Briefly

ARGENTINA
Debt won't be paid till recession over
Argentine Vice-President Cristina Fernandez de Kirchner said that the government will not pay "even half a cent" of its debt back to the International Monetary Fund before the country gets out of recession. "The first thing we have to do in order to be able to pay is to exit the recession," Fernandez de Kirchner said at a presentation on Saturday of her book "Sinceramente" (Sincerely) at Havana's international book fair. Argentina needs to restructure $100 billion in sovereign debt with creditors, including part of a $57 billion credit facility that the IMF extended the country in 2018.
AUSTRALIA
Rain and floods add to fire woes
Australia has been hit in recent weeks by wild weather that has alternately brought heavy downpours, hail storms, gusty winds and hot and dry air.
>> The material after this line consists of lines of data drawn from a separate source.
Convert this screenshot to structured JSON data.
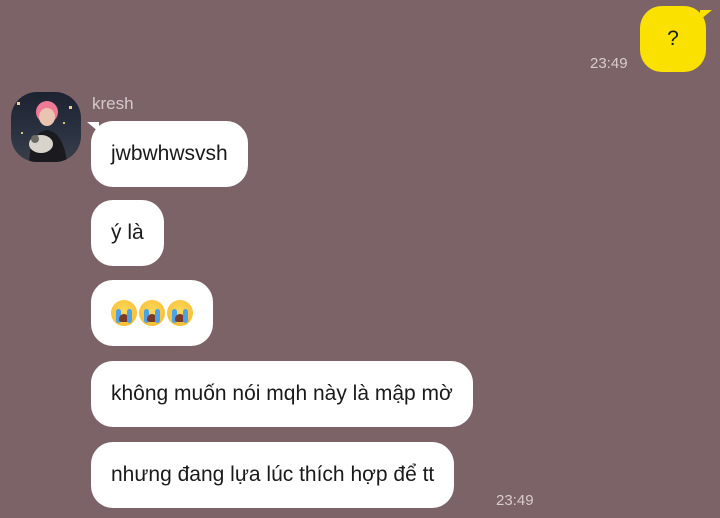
{
  "outgoing": {
    "text": "?",
    "time": "23:49"
  },
  "sender": {
    "name": "kresh"
  },
  "messages": [
    {
      "text": "jwbwhwsvsh"
    },
    {
      "text": "ý là"
    },
    {
      "emoji": [
        "loudly-crying-face",
        "loudly-crying-face",
        "loudly-crying-face"
      ]
    },
    {
      "text": "không muốn nói mqh này là mập mờ"
    },
    {
      "text": "nhưng đang lựa lúc thích hợp để tt"
    }
  ],
  "incoming_time": "23:49",
  "colors": {
    "background": "#7b6367",
    "outgoing_bubble": "#fae100",
    "incoming_bubble": "#ffffff"
  }
}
About a dozen fires were burning in Western Australia state on Sunday, with severe fire danger expected in several districts. New South Wales was in danger of life-threatening flash flooding as rain kept bucketed down for a third day in a row in downpours the like of which have not seen since 1998. In Queensland, meteorologists also warned of flash and riverine flooding on Sunday, following heavy falls overnight.
IRELAND
Three-way tie in general election
Ireland's three main parties are tied neck-and-neck following Saturday's general election, leaving the question of who will control the next government hanging in the balance. Prime Minister Leo Varadkar's incumbent Fine Gael party, its center-right rivals Fianna Fail and left-wingers Sinn Fein all received 22 percent of first preference votes. Ireland uses a single transferable vote system to elect multiple deputies from each of the 39 constituencies, making it hard to extrapolate a likely seat forecast from the exit poll figures for first preference votes.